Matt Kenseth picked up his third pole of 2011 - his best tally ever a single season - and will start the Kobalt Tools 500 at Phoenix International Raceway from the front row. That's the third time in the last five races that he's had a front row seat for the green flag.
It's Kenseth's seventh pole position in 435 career starts, and his best start at Phoenix, the previous high point having been from fourth position in April 2006.
His lap of 26.258s on the one mile oval was over a tenth of a second faster than AJ Allmendinger in second place, who continues to feature strongly in qualifying. This is AJ's fourth front-row start of the season, and he has started on the front row in three of the past four Phoenix races: he will be hoping to convert that to race success at last.
"It is really cool to have Ford with the first three cars and I am excited about tomorrow," Allmendinger said. "I think our car will be really quick. We were good in race trim and more than anything we have to see how the track plays out now." As well as Kenseth and Allmendinger, Ford is represented by Marcos Ambrose qualifying in third place alongside veteran racer Mark Martin in a Chevy.
But all eyes were on the battle for the Sprint Cup championship, which has come down to just two drivers - Tony Stewart and Carl Edwards, who has a slender points lead of three coming into Phoenix. Stewart will start from eighth with Edwards on the row behind in ninth - but that arrangement could prove to be to Edwards' advantage as this hangs Stewart out on the still-unproven outside line. Edwards was predicting "a really fun race" ahead for Sunday.
His team mate Kenseth agreed with that to an extent: "The bottom is probably going to be an advantage to get started but it is still 300 miles and I think at some point in the race every car is going to be in the top groove for a little bit.
"The biggest keys to this race are going to be ... I think you start with qualifying and then after that it is pit stops and restart strategy," he continued. "The tyres don't fall off at all. They don't really drop off in speed at all. It is going to be who can figure out how to keep their car up front, who can be in the bottom on restarts and get good restarts and take advantage of the restarts when someone is in a bad position. I think that is going to be a big deal."
The unknown track conditions at Phoenix are on everyone's minds, as the track just completed repaving and reconfiguring over the summer
. The main concern is the lack of grip when cars wander off the single groove that's been "rubbered in" so far, but Kenseth said the situation was improving with every session.
“There is still basically one good groove and it has widened out [from the] center of 1 and 2 off,” Kenseth said. “You can run side-by-side there. The middle of 3 and 4 is getting wide, but I don't think you can run side-by-side all the way around at a competitive pace," he said. "Hopefully, after the Nationwide race when cars are forced to run out there with two-wide restarts ... hopefully it will come in."
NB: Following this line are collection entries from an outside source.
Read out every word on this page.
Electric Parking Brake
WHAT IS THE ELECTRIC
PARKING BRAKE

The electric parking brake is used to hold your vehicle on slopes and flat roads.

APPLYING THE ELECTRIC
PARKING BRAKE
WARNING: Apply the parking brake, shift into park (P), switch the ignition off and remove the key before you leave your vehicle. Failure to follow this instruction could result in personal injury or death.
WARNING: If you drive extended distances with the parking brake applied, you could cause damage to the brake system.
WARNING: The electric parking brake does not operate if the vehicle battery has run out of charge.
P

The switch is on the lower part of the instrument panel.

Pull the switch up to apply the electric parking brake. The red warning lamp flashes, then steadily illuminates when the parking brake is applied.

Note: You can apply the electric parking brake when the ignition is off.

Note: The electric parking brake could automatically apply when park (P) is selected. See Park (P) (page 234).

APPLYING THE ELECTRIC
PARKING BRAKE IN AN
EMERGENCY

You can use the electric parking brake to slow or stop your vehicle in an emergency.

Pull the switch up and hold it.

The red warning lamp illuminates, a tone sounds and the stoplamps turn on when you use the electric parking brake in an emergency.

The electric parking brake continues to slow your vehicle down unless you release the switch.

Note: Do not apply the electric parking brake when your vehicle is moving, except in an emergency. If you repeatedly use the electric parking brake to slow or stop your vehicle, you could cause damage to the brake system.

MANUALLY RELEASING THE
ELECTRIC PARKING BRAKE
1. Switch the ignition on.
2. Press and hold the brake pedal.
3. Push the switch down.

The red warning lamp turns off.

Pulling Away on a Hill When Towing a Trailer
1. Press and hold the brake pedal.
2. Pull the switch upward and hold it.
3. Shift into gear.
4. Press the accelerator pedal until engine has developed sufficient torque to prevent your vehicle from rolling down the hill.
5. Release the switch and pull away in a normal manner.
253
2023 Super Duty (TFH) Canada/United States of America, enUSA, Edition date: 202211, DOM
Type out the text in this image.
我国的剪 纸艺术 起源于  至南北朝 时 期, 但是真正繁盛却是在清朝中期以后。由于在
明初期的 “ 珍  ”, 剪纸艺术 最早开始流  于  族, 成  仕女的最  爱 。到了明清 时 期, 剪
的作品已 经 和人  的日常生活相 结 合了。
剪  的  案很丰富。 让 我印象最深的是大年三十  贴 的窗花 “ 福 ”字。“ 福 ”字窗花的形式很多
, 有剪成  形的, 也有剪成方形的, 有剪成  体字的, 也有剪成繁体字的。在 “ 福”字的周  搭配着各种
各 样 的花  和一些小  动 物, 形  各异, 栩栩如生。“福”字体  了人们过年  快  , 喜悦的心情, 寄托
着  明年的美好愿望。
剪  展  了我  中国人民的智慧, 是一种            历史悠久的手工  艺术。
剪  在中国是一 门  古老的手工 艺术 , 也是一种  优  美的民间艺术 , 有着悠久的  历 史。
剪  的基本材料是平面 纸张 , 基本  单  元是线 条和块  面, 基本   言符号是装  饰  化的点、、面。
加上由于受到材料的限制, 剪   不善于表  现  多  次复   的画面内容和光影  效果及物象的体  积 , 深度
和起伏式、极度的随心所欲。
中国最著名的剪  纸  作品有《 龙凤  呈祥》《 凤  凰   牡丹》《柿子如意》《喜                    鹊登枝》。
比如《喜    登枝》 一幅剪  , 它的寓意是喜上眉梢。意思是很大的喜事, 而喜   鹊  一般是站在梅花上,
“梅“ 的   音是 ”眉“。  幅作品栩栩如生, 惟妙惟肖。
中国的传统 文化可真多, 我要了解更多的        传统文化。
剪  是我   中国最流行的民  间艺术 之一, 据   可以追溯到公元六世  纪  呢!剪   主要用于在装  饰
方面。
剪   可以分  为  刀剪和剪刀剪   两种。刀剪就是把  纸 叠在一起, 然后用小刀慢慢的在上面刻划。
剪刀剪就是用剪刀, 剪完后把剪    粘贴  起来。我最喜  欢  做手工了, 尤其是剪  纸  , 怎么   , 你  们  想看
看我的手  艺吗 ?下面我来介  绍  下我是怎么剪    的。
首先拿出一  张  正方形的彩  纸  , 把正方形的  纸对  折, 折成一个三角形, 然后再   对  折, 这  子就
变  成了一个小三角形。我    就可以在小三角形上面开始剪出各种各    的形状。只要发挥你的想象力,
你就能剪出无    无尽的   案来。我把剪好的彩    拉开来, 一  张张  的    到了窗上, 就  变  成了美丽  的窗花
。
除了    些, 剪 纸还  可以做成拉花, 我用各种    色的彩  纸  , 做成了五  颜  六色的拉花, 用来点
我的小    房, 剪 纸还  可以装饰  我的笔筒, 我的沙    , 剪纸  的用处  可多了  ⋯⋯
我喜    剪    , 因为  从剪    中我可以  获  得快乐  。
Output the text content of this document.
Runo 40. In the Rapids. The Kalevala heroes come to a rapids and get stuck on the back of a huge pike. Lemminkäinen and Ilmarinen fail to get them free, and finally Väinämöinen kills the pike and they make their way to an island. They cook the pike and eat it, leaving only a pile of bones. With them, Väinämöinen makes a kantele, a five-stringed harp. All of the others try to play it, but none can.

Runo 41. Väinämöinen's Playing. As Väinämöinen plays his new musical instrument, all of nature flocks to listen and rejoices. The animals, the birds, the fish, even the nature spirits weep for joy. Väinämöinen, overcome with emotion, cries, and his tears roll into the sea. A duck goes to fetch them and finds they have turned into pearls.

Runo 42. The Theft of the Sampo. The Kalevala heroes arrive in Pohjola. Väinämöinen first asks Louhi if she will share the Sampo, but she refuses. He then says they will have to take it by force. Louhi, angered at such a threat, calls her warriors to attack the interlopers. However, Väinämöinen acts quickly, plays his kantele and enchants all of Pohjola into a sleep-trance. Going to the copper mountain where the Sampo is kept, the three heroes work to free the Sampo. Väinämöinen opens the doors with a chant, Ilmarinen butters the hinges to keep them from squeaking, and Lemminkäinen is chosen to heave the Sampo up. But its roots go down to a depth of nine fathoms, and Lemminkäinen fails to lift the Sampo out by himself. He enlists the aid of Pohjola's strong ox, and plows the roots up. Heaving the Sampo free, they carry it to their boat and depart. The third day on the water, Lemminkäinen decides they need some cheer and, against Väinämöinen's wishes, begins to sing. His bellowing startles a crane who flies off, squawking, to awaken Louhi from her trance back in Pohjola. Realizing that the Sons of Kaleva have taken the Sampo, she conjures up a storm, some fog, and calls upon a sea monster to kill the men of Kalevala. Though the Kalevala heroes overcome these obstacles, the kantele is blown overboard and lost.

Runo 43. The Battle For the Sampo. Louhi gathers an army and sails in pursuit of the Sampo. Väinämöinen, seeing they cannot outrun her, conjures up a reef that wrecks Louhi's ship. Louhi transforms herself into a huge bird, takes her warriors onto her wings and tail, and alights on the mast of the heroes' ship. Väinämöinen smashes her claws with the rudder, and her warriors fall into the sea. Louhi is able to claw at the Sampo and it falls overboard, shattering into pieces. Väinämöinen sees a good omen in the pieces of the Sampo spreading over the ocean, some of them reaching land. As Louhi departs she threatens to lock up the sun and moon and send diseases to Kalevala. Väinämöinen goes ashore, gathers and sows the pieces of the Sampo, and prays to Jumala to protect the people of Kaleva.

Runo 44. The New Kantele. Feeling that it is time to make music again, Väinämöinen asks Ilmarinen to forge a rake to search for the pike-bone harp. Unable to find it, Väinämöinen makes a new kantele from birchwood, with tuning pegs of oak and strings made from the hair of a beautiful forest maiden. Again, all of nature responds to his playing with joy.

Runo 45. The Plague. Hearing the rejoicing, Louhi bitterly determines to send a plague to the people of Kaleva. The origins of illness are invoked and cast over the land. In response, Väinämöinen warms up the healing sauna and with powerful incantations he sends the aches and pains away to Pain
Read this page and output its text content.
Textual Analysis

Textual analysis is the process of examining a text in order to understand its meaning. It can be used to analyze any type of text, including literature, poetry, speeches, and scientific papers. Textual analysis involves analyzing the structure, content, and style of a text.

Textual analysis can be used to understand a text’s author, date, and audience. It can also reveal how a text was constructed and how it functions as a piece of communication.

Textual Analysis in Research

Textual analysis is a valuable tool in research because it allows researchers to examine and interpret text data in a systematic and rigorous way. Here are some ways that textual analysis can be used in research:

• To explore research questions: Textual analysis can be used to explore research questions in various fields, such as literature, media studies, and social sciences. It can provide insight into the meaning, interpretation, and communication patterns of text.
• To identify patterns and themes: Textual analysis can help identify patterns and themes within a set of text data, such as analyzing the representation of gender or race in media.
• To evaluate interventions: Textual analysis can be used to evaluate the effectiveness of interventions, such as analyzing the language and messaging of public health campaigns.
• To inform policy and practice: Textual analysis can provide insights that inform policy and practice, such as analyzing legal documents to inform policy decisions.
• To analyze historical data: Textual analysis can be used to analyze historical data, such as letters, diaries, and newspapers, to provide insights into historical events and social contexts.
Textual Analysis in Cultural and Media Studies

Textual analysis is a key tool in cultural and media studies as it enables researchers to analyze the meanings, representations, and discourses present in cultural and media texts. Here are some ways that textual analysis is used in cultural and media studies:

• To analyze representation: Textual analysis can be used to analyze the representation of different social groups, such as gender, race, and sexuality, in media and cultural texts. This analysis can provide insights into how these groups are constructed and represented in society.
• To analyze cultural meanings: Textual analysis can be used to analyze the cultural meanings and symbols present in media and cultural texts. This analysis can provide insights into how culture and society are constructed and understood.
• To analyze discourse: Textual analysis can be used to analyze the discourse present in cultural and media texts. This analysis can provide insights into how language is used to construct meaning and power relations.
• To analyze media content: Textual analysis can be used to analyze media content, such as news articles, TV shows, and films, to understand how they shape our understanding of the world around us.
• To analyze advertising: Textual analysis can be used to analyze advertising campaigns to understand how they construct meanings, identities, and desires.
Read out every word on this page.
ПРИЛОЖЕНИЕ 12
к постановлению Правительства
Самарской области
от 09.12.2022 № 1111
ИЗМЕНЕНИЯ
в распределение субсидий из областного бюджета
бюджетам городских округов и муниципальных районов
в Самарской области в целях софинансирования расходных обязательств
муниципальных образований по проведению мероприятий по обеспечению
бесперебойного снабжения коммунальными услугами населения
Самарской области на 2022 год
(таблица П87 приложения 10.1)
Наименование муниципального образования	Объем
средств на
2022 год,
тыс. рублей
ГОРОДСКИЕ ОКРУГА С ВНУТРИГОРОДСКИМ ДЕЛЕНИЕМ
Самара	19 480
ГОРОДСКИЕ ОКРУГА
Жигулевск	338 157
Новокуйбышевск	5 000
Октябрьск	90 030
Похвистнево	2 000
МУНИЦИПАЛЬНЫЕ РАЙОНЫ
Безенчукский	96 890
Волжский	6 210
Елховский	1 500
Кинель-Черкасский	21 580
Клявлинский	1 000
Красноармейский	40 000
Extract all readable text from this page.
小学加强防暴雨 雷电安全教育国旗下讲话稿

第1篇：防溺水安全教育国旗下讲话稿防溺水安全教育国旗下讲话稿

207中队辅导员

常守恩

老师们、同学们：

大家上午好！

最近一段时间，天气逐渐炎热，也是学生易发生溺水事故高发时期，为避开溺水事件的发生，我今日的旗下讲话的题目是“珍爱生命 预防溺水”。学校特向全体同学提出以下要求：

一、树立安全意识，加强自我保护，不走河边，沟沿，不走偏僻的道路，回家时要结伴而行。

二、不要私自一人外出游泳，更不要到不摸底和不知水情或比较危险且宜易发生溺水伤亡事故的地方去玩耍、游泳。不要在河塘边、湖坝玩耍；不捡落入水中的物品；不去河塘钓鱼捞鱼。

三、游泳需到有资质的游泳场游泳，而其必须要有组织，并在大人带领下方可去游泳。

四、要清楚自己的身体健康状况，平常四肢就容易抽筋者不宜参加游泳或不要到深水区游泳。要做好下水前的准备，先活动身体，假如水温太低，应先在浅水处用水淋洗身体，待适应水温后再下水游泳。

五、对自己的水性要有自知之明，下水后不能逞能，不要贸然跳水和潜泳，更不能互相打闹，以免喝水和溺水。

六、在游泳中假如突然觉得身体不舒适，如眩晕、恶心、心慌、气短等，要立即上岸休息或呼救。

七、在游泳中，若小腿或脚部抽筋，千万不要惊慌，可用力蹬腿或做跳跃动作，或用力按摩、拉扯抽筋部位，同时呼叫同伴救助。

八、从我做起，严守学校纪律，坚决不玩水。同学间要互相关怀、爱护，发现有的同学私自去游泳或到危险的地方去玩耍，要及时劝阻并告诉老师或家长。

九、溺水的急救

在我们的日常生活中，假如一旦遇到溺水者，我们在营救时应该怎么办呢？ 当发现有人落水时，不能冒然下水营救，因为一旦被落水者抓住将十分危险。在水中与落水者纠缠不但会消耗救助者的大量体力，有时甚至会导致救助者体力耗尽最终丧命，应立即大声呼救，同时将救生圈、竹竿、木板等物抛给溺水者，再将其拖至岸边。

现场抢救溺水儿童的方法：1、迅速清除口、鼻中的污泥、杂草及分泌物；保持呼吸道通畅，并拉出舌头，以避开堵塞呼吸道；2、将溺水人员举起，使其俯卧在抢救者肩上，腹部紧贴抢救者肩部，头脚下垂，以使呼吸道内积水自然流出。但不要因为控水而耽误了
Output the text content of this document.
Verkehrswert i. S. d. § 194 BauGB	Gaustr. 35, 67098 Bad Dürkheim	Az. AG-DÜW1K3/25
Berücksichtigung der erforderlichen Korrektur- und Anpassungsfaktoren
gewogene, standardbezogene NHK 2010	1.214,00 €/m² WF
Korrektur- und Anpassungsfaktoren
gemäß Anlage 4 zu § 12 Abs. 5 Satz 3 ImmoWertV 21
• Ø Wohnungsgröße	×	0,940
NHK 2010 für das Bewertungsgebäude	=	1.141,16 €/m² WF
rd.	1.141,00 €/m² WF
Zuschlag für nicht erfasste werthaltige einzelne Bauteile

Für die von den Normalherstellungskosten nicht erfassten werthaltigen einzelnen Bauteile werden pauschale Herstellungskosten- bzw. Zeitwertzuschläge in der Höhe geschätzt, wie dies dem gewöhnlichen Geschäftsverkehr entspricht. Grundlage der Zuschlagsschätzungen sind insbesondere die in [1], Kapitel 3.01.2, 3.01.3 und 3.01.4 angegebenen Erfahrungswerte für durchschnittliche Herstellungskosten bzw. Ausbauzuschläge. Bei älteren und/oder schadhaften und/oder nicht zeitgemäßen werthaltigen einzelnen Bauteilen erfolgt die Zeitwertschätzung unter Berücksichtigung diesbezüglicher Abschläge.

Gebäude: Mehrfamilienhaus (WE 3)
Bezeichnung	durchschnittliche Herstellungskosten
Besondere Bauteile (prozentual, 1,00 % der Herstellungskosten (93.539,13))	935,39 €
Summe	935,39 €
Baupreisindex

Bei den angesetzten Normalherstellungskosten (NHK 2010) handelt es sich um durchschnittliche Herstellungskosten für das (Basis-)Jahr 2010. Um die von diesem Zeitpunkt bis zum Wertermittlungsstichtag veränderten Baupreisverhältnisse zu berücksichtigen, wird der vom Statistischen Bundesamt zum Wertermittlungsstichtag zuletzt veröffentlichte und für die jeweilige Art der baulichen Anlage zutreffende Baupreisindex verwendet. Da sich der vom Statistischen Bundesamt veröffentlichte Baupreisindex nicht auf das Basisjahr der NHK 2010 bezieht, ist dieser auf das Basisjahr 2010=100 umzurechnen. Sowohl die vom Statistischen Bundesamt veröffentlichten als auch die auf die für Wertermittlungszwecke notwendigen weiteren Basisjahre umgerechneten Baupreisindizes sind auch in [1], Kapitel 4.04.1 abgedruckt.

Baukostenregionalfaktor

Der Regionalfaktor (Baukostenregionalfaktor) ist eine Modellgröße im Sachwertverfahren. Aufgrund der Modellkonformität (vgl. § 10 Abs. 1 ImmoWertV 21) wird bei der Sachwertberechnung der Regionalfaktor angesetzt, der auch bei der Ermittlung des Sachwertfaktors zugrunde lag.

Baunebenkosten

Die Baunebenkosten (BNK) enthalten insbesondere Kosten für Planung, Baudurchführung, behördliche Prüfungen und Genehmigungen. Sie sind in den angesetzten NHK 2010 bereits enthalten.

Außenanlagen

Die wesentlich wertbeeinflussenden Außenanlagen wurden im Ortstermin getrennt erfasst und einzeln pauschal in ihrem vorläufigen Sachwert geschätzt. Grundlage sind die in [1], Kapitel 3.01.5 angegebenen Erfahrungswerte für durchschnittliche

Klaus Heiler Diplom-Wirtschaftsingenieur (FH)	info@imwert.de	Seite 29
“I think the groove is widening out, I've seen it during practice,” agreed Denny Hamlin following Friday's practice sessions. “It's moved up probably three feet during the course of our practice."
Instead, drivers said they were caught out today by just how much conditions seemed to change wildly from one session to another. Kenseth's pole lap of 137.101 mph failed to break the qualifying record of 137.279 mph set earlier this year, despite the new surface having more grip where rubbered in than the old worn out track that it replaced.
“It was definitely a huge surprise ... Every car seemed to get looser and looser," said Allmendinger, adding that " I was in the hauler watching the first 10 or 15 cars run and you see Jimmie go sailing off and almost get in the wall.
"It was definitely a lot different than yesterday," he added, referring to the Friday practice runs they had experienced. "At night last night I think the quick time was like a 25.50 by Carl so to be almost a second slower [in the daytime] was a huge surprise."
"It was a lot slicker than yesterday with a brand new surface and tyre I don't think anyone knew what to expect," agreed Ambrose. "It depends what the weather does. We have some rain forecast and it might clean that rubber off and we have to start again, who knows? We have to really watch the weather."
The conditions certainly resulted in a few surprises, including David Gilliland, Andy Lally and Denny Hamlin all spinning during their qualifying runs although Gilliland and Hamlin were still in a position to 'start over'. Unfortunately, Lally blew a tyre while keeping the #44 off the wall and failed to qualify for the 43-car grid, along with David Stremme and Scott Riggs.
Kyle Busch meanwhile returned to Cup racing at Phoenix after being suspended last week at Texas, but ended up qualifying way back in 34th position. He may not have been particularly motivated for the session, however, as he had to take an engine change on Friday for practice which means he will be sent to the back of the grid for the start of the Sunday event in any case.